On October 15, 1869, Manhattan Eye, Ear and Throat Hospital was opened in a rented brownstone at 233 East 34th Street. The Hospital, which had 13 beds and an outpatient clinic, was supported primarily through charitable donations and no provision was made for private patients. Patients were asked to pay what they could, if they could, and most of them were not able to pay anything.
While the Hospital on East 34th Street was a beginning, it soon became apparent that it would not be adequate to accommodate the large number of patients seeking help there. In the first 14 months of its existence, the hospital treated 1,717 patients and 294 operations were performed in its quarters. Efforts were initiated almost immediately to raise funds for a more suitable, permanent structure.
The first permanent facility of Manhattan Eye, Ear & Throat Hospital, which was located on Park Avenue and 41st Street, was completed and opened on October 3, 1881. This 75 bed Hospital quickly became a nationally recognized center for the treatment of Eye, Ear and Throat diseases and by the late 1800’s patients were coming from across the entire nation seeking the specialized care provided by the physicians at Manhattan Eye, Ear & Throat Hospital.
With the number of patients increasing substantially each year, it was not long before the facilities of Manhattan Eye and Ear on Park Avenue became overburdened. On November 1, 1906, the Hospital moved to new quarters at 210 East 64th Street. This seven story building, which served as the Hospital’s primary inpatient facility for the next 76 years, is still in use, housing the outpatient department and administrative offices.
Although the location had changed twice since the opening of the Hospital in 1869, the enthusiasm and dedication of its founders remained constant, motivating the physicians and the administration of the Hospital to meet the new and greater challenges presented each day. The Annex on 63rd Street was completed in 1917, increasing the Hospitals working capacity by 30%.
In 1925, three floors were added to the main hospital building on East 64th Street.
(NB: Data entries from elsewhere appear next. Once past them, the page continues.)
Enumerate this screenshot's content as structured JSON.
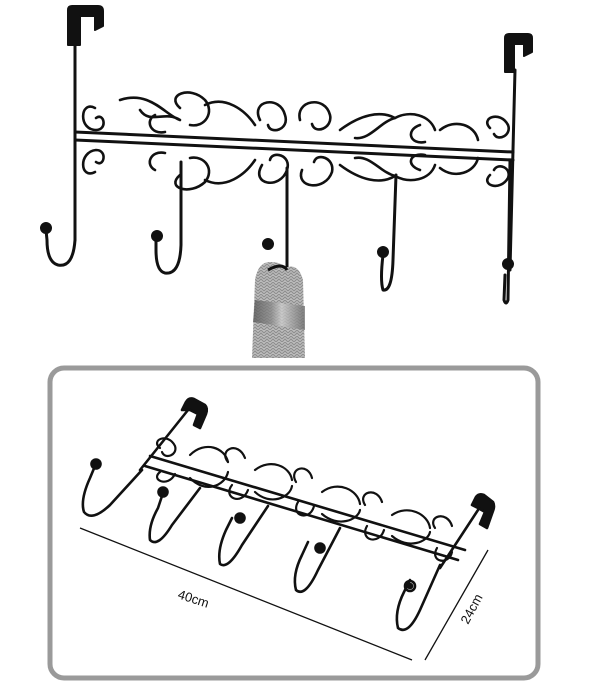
{
  "product_photo": {
    "hook_count": 5,
    "colors": {
      "metal": "#111111",
      "background": "#ffffff",
      "frame": "#9a9a9a"
    }
  },
  "detail_view": {
    "length_label": "40cm",
    "height_label": "24cm"
  }
}
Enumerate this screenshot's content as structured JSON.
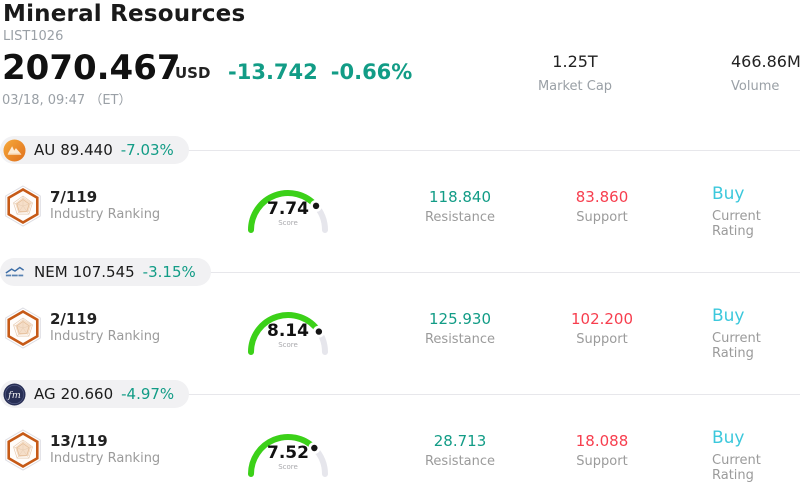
{
  "header": {
    "title": "Mineral Resources",
    "list_id": "LIST1026",
    "price": "2070.467",
    "currency": "USD",
    "change": "-13.742",
    "change_pct": "-0.66%",
    "timestamp": "03/18, 09:47 （ET）",
    "market_cap": {
      "value": "1.25T",
      "label": "Market Cap"
    },
    "volume": {
      "value": "466.86M",
      "label": "Volume"
    }
  },
  "labels": {
    "industry_ranking": "Industry Ranking",
    "score": "Score",
    "resistance": "Resistance",
    "support": "Support",
    "current_rating": "Current Rating"
  },
  "colors": {
    "teal": "#129c86",
    "red": "#f73e4e",
    "buy_cyan": "#3cc8dc",
    "gauge_green": "#3bd118",
    "gauge_track": "#e6e6ec",
    "gray": "#9aa0a6",
    "gray2": "#9b9b9b",
    "pill": "#f1f1f3",
    "divider": "#e7e7eb",
    "badge_orange": "#c65a17",
    "au_orange": "#e8821f",
    "nem_blue": "#3c6da6",
    "ag_navy": "#272e55"
  },
  "rows": [
    {
      "symbol": "AU",
      "price": "89.440",
      "change_pct": "-7.03%",
      "ranking": "7/119",
      "score": 7.74,
      "resistance": "118.840",
      "support": "83.860",
      "rating": "Buy"
    },
    {
      "symbol": "NEM",
      "price": "107.545",
      "change_pct": "-3.15%",
      "ranking": "2/119",
      "score": 8.14,
      "resistance": "125.930",
      "support": "102.200",
      "rating": "Buy"
    },
    {
      "symbol": "AG",
      "price": "20.660",
      "change_pct": "-4.97%",
      "ranking": "13/119",
      "score": 7.52,
      "resistance": "28.713",
      "support": "18.088",
      "rating": "Buy"
    }
  ]
}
In the ensuing years, many renovation projects were undertaken to upgrade and improve this facility.
However, by the late 1970’s the Hospital was inadequate to accommodate the 10,000 inpatients and the nearly 100,000 outpatients treated here annually, and plans were initiated for a new seven floor addition to the Hospital’s complex. In addition to totally replacing the Hospital’s inpatient facilities and surgical suites, the new building allowed expansion of research programs.
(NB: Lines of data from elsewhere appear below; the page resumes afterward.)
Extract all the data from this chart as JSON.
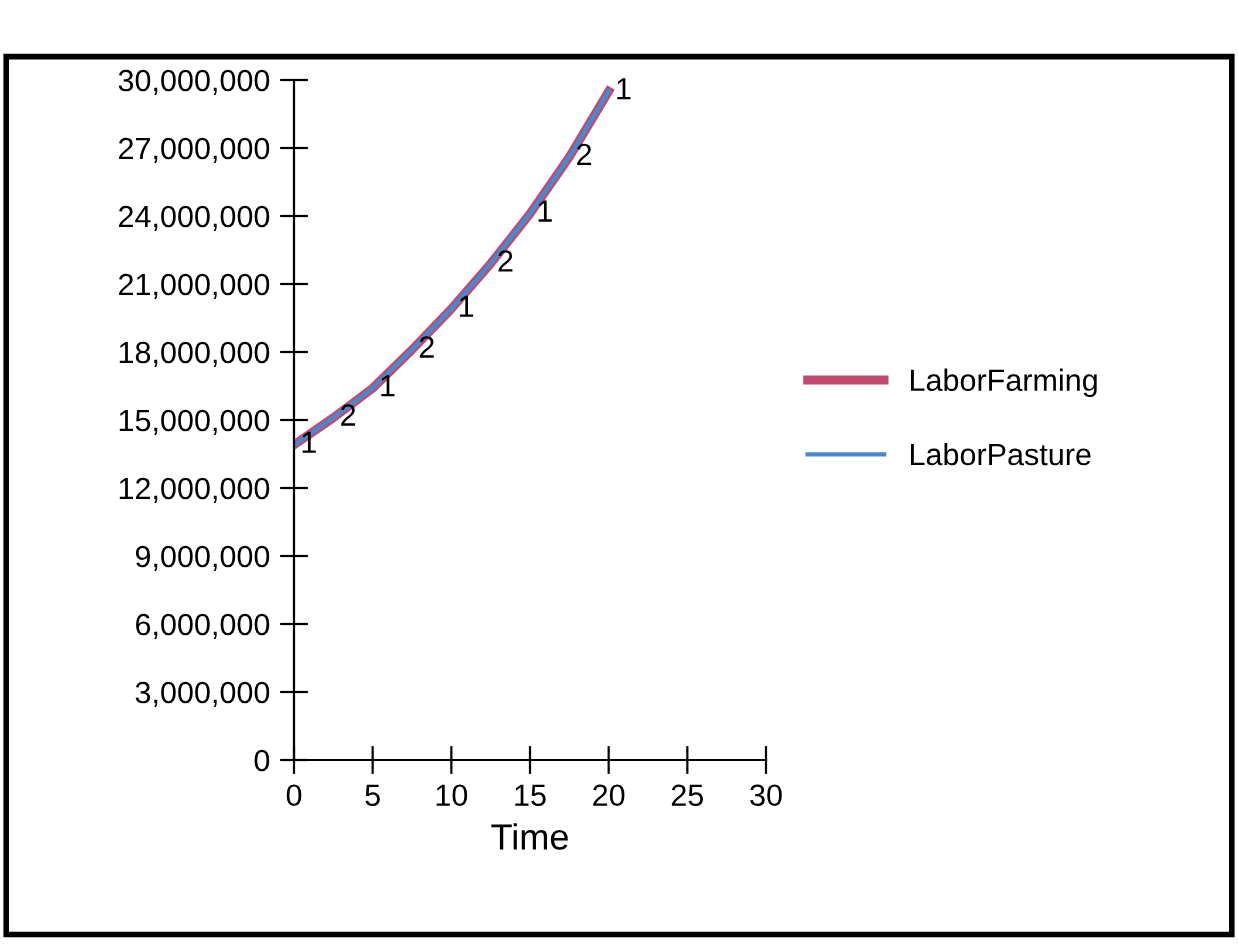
{
  "chart_data": {
    "type": "line",
    "xlabel": "Time",
    "x": [
      0,
      2.5,
      5,
      7.5,
      10,
      12.5,
      15,
      17.5,
      20
    ],
    "series": [
      {
        "name": "LaborFarming",
        "color": "#c04a70",
        "values": [
          13900000,
          15100000,
          16400000,
          18100000,
          19900000,
          21900000,
          24100000,
          26600000,
          29500000
        ]
      },
      {
        "name": "LaborPasture",
        "color": "#4a88cc",
        "values": [
          13900000,
          15100000,
          16400000,
          18100000,
          19900000,
          21900000,
          24100000,
          26600000,
          29500000
        ]
      }
    ],
    "xlim": [
      0,
      30
    ],
    "xticks": [
      0,
      5,
      10,
      15,
      20,
      25,
      30
    ],
    "ylim": [
      0,
      30000000
    ],
    "yticks": [
      {
        "value": 0,
        "label": "0"
      },
      {
        "value": 3000000,
        "label": "3,000,000"
      },
      {
        "value": 6000000,
        "label": "6,000,000"
      },
      {
        "value": 9000000,
        "label": "9,000,000"
      },
      {
        "value": 12000000,
        "label": "12,000,000"
      },
      {
        "value": 15000000,
        "label": "15,000,000"
      },
      {
        "value": 18000000,
        "label": "18,000,000"
      },
      {
        "value": 21000000,
        "label": "21,000,000"
      },
      {
        "value": 24000000,
        "label": "24,000,000"
      },
      {
        "value": 27000000,
        "label": "27,000,000"
      },
      {
        "value": 30000000,
        "label": "30,000,000"
      }
    ],
    "annotations": [
      {
        "text": "1",
        "x": 0,
        "y": 13900000
      },
      {
        "text": "2",
        "x": 2.5,
        "y": 15100000
      },
      {
        "text": "1",
        "x": 5,
        "y": 16400000
      },
      {
        "text": "2",
        "x": 7.5,
        "y": 18100000
      },
      {
        "text": "1",
        "x": 10,
        "y": 19900000
      },
      {
        "text": "2",
        "x": 12.5,
        "y": 21900000
      },
      {
        "text": "1",
        "x": 15,
        "y": 24100000
      },
      {
        "text": "2",
        "x": 17.5,
        "y": 26600000
      },
      {
        "text": "1",
        "x": 20,
        "y": 29500000
      }
    ],
    "grid": false,
    "legend": "right"
  }
}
Today, Manhattan Eye, Ear & Throat Hospital is a major center for postgraduate training of ophthalmologists, otolaryngologists and plastic surgeons. MEETH has played a pivotal role in ophthalmic research and has many notable firsts: First allergy clinic in the United States - 1916, First diagnostic treatment clinic for glaucoma - 1942, First eye bank - 1944, First small-incision phacoemulsification cataract extraction - 1967, First cochlear implant center - 1983, First nasal center - 1989, First excimer laser vision correction trials - 1990, First laser procedure for cataract extraction - 1993. MEETH has also been a pioneer in: Photodynamic therapy for wet macular degeneration, The use of sonography (ultrasound) and angiography to diagnose a wide range of eye disorders, Ophthalmic plastic surgery, and LASIK laser vision correction.
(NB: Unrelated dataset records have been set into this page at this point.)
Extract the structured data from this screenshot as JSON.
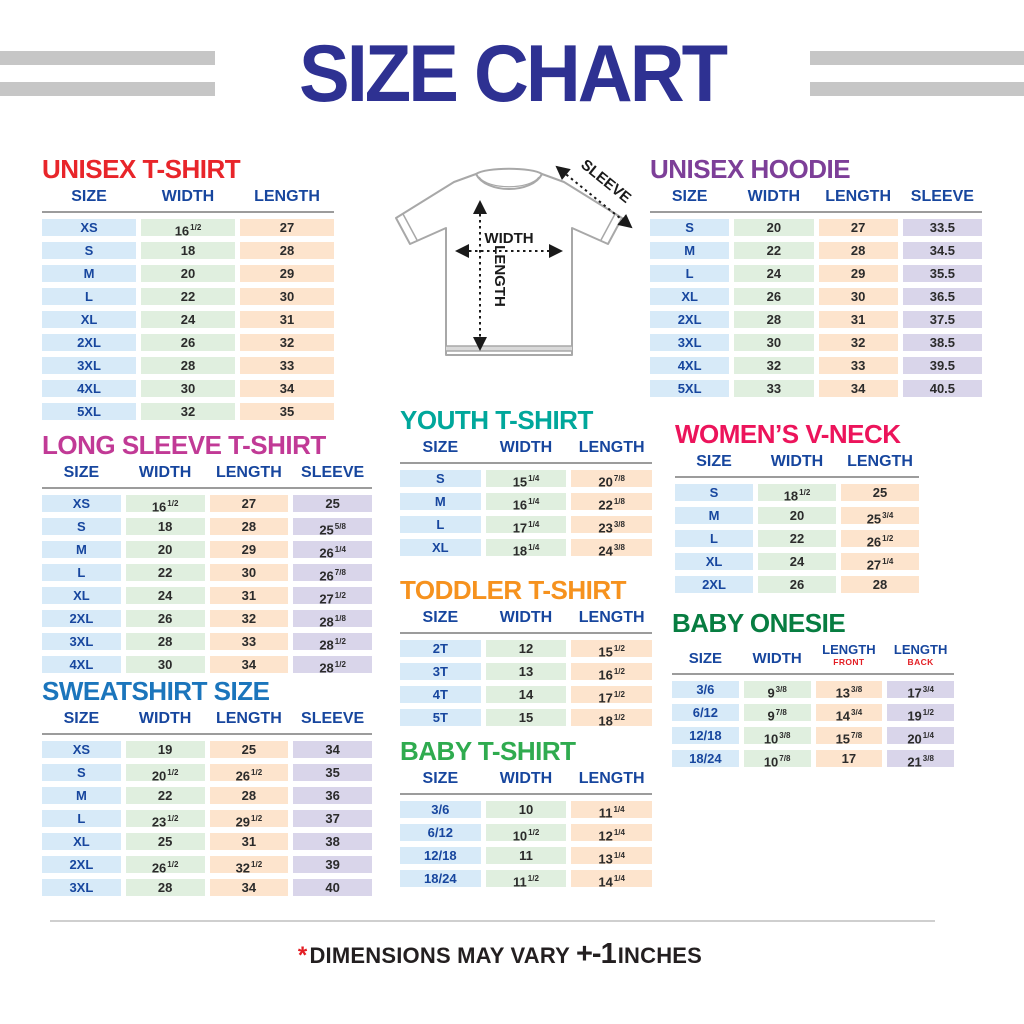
{
  "page": {
    "title": "SIZE CHART",
    "footer": {
      "asterisk": "*",
      "text": "DIMENSIONS MAY VARY",
      "tolerance": "+-1",
      "unit": "INCHES"
    }
  },
  "diagram": {
    "width_label": "WIDTH",
    "length_label": "LENGTH",
    "sleeve_label": "SLEEVE"
  },
  "colors": {
    "page_title": "#2e3192",
    "header_text": "#17469e",
    "size_tint": "#d7eaf8",
    "width_tint": "#e0efdf",
    "length_tint": "#fde4cd",
    "sleeve_tint": "#d9d5ea",
    "sub_header_red": "#e31e24"
  },
  "tables": {
    "unisex_tshirt": {
      "title": "UNISEX T-SHIRT",
      "title_color": "#e8252a",
      "columns": [
        {
          "label": "SIZE"
        },
        {
          "label": "WIDTH"
        },
        {
          "label": "LENGTH"
        }
      ],
      "tints": [
        "blue",
        "green",
        "peach"
      ],
      "rows": [
        [
          "XS",
          "16 1/2",
          "27"
        ],
        [
          "S",
          "18",
          "28"
        ],
        [
          "M",
          "20",
          "29"
        ],
        [
          "L",
          "22",
          "30"
        ],
        [
          "XL",
          "24",
          "31"
        ],
        [
          "2XL",
          "26",
          "32"
        ],
        [
          "3XL",
          "28",
          "33"
        ],
        [
          "4XL",
          "30",
          "34"
        ],
        [
          "5XL",
          "32",
          "35"
        ]
      ]
    },
    "unisex_hoodie": {
      "title": "UNISEX HOODIE",
      "title_color": "#7d3f98",
      "columns": [
        {
          "label": "SIZE"
        },
        {
          "label": "WIDTH"
        },
        {
          "label": "LENGTH"
        },
        {
          "label": "SLEEVE"
        }
      ],
      "tints": [
        "blue",
        "green",
        "peach",
        "lav"
      ],
      "rows": [
        [
          "S",
          "20",
          "27",
          "33.5"
        ],
        [
          "M",
          "22",
          "28",
          "34.5"
        ],
        [
          "L",
          "24",
          "29",
          "35.5"
        ],
        [
          "XL",
          "26",
          "30",
          "36.5"
        ],
        [
          "2XL",
          "28",
          "31",
          "37.5"
        ],
        [
          "3XL",
          "30",
          "32",
          "38.5"
        ],
        [
          "4XL",
          "32",
          "33",
          "39.5"
        ],
        [
          "5XL",
          "33",
          "34",
          "40.5"
        ]
      ]
    },
    "long_sleeve": {
      "title": "LONG SLEEVE T-SHIRT",
      "title_color": "#c13a96",
      "columns": [
        {
          "label": "SIZE"
        },
        {
          "label": "WIDTH"
        },
        {
          "label": "LENGTH"
        },
        {
          "label": "SLEEVE"
        }
      ],
      "tints": [
        "blue",
        "green",
        "peach",
        "lav"
      ],
      "rows": [
        [
          "XS",
          "16 1/2",
          "27",
          "25"
        ],
        [
          "S",
          "18",
          "28",
          "25 5/8"
        ],
        [
          "M",
          "20",
          "29",
          "26 1/4"
        ],
        [
          "L",
          "22",
          "30",
          "26 7/8"
        ],
        [
          "XL",
          "24",
          "31",
          "27 1/2"
        ],
        [
          "2XL",
          "26",
          "32",
          "28 1/8"
        ],
        [
          "3XL",
          "28",
          "33",
          "28 1/2"
        ],
        [
          "4XL",
          "30",
          "34",
          "28 1/2"
        ]
      ]
    },
    "youth": {
      "title": "YOUTH T-SHIRT",
      "title_color": "#00a79b",
      "columns": [
        {
          "label": "SIZE"
        },
        {
          "label": "WIDTH"
        },
        {
          "label": "LENGTH"
        }
      ],
      "tints": [
        "blue",
        "green",
        "peach"
      ],
      "rows": [
        [
          "S",
          "15 1/4",
          "20 7/8"
        ],
        [
          "M",
          "16 1/4",
          "22 1/8"
        ],
        [
          "L",
          "17 1/4",
          "23 3/8"
        ],
        [
          "XL",
          "18 1/4",
          "24 3/8"
        ]
      ]
    },
    "womens_vneck": {
      "title": "WOMEN’S V-NECK",
      "title_color": "#ec145b",
      "columns": [
        {
          "label": "SIZE"
        },
        {
          "label": "WIDTH"
        },
        {
          "label": "LENGTH"
        }
      ],
      "tints": [
        "blue",
        "green",
        "peach"
      ],
      "rows": [
        [
          "S",
          "18 1/2",
          "25"
        ],
        [
          "M",
          "20",
          "25 3/4"
        ],
        [
          "L",
          "22",
          "26 1/2"
        ],
        [
          "XL",
          "24",
          "27 1/4"
        ],
        [
          "2XL",
          "26",
          "28"
        ]
      ]
    },
    "toddler": {
      "title": "TODDLER T-SHIRT",
      "title_color": "#f6921e",
      "columns": [
        {
          "label": "SIZE"
        },
        {
          "label": "WIDTH"
        },
        {
          "label": "LENGTH"
        }
      ],
      "tints": [
        "blue",
        "green",
        "peach"
      ],
      "rows": [
        [
          "2T",
          "12",
          "15 1/2"
        ],
        [
          "3T",
          "13",
          "16 1/2"
        ],
        [
          "4T",
          "14",
          "17 1/2"
        ],
        [
          "5T",
          "15",
          "18 1/2"
        ]
      ]
    },
    "sweatshirt": {
      "title": "SWEATSHIRT SIZE",
      "title_color": "#1b75bc",
      "columns": [
        {
          "label": "SIZE"
        },
        {
          "label": "WIDTH"
        },
        {
          "label": "LENGTH"
        },
        {
          "label": "SLEEVE"
        }
      ],
      "tints": [
        "blue",
        "green",
        "peach",
        "lav"
      ],
      "rows": [
        [
          "XS",
          "19",
          "25",
          "34"
        ],
        [
          "S",
          "20 1/2",
          "26 1/2",
          "35"
        ],
        [
          "M",
          "22",
          "28",
          "36"
        ],
        [
          "L",
          "23 1/2",
          "29 1/2",
          "37"
        ],
        [
          "XL",
          "25",
          "31",
          "38"
        ],
        [
          "2XL",
          "26 1/2",
          "32 1/2",
          "39"
        ],
        [
          "3XL",
          "28",
          "34",
          "40"
        ]
      ]
    },
    "baby_tshirt": {
      "title": "BABY T-SHIRT",
      "title_color": "#2fab4f",
      "columns": [
        {
          "label": "SIZE"
        },
        {
          "label": "WIDTH"
        },
        {
          "label": "LENGTH"
        }
      ],
      "tints": [
        "blue",
        "green",
        "peach"
      ],
      "rows": [
        [
          "3/6",
          "10",
          "11 1/4"
        ],
        [
          "6/12",
          "10 1/2",
          "12 1/4"
        ],
        [
          "12/18",
          "11",
          "13 1/4"
        ],
        [
          "18/24",
          "11 1/2",
          "14 1/4"
        ]
      ]
    },
    "baby_onesie": {
      "title": "BABY ONESIE",
      "title_color": "#077d41",
      "columns": [
        {
          "label": "SIZE"
        },
        {
          "label": "WIDTH"
        },
        {
          "label": "LENGTH",
          "sub": "FRONT"
        },
        {
          "label": "LENGTH",
          "sub": "BACK"
        }
      ],
      "tints": [
        "blue",
        "green",
        "peach",
        "lav"
      ],
      "rows": [
        [
          "3/6",
          "9 3/8",
          "13 3/8",
          "17 3/4"
        ],
        [
          "6/12",
          "9 7/8",
          "14 3/4",
          "19 1/2"
        ],
        [
          "12/18",
          "10 3/8",
          "15 7/8",
          "20 1/4"
        ],
        [
          "18/24",
          "10 7/8",
          "17",
          "21 3/8"
        ]
      ]
    }
  }
}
Many world renowned physicians have been associated with MEETH, including its founders Cornelius Agnew and Daniel B. St. John Roosa, Blair Rogers, R. Townley Paton, John Marquis Converse, Edward Talbot Ely, Byron Smith, Frederick Jakobiec, Albert Hornblass, Allen Putterman, Frank Constantine, Richard Troutman, Charles Kelman, George Gorin, Frederick Shaw, Lawrence Yannuzzi, Jack Dodick, Richard Bellucci, Yale Fisher, Frederick Theodore, Norman Medow, Adolph Posner, Abraham Schlossman, David Gilbert Yates and countless others.